Sunday, August 24, 2008

a teacher's soliloquy

It seems that the only time i can write here is when something comes to a close -- in that way, i could gather my wits again, and look at the whole picture from a slight distance.

One whole quarter has just passed. And boy, am i so exhausted!
No, it is not the kind that would send me to bed for weeks, nor is it the kind that would make me give up what i'm doing. It's the kind of exhaustion that makes me say "Whoa! i couldn't believe i came through!"

Relieved and grateful i am about all these, i still couldnt imagine that i was able to walk into a classroom of uncouth young men, staring you at the eye, as if waiting for their next prey.
I remember that first day very vividly. i was trembling, figuratively and literally. And finally, after my whole eight-hour monologue-agony, i couldnt wait for the next day.

Teaching has been what i always wanted to do.
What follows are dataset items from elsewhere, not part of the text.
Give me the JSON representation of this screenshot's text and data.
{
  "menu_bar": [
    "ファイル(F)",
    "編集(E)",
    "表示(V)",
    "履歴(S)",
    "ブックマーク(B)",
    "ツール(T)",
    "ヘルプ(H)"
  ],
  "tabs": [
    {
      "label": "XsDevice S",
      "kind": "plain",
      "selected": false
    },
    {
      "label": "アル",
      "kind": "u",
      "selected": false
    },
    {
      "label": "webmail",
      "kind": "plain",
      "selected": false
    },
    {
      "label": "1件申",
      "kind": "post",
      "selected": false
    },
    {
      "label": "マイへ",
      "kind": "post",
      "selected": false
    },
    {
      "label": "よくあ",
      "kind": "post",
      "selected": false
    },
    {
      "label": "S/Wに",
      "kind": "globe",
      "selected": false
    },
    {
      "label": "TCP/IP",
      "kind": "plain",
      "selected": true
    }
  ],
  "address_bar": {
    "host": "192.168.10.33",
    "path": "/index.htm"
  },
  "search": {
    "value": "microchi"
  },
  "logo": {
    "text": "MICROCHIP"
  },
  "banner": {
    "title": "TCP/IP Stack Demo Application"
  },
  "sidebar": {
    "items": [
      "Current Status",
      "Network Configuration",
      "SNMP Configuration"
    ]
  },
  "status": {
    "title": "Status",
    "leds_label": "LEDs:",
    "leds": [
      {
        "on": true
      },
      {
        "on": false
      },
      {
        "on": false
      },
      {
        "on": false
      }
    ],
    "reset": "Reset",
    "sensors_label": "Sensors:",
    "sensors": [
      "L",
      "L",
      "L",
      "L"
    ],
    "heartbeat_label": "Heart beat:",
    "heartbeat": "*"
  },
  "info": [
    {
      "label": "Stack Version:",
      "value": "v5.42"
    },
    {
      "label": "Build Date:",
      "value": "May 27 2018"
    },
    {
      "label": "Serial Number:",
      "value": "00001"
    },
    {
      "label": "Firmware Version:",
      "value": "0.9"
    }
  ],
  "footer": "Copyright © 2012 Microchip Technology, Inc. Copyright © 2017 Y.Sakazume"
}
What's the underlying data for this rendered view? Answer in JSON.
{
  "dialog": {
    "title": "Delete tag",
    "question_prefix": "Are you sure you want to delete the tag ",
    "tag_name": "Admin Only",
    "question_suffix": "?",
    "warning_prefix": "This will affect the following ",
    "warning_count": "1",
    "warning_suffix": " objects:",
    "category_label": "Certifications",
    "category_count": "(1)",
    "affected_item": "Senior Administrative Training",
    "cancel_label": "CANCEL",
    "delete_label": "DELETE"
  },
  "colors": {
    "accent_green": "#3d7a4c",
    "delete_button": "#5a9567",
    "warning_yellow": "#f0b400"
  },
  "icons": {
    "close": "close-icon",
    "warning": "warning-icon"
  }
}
Well, aside from dreaming of becoming a stage thespian someday, or a professional solo singer of a well-paying production company, i'd still find my home in front of the chalkboard, and behind that elite teacher's desk. It may not be the most comfortable position one can have -- imagine being stared at by 40-or-so students, and being followers of your every word -- it is, for me, the most rewarding at the end of the day.

Having said all these, i couldnt but affirm myself that my teaching failures are not the end. I may have stumbled and fallen many times, but this should only teach me that i should keep my feet on the ground. I may have been very idealistic about myself, but this should only teach me that the best is yet to come.

for my students, thank you for those valuable lessons. for my mentors, thank you for being an inspiration and model!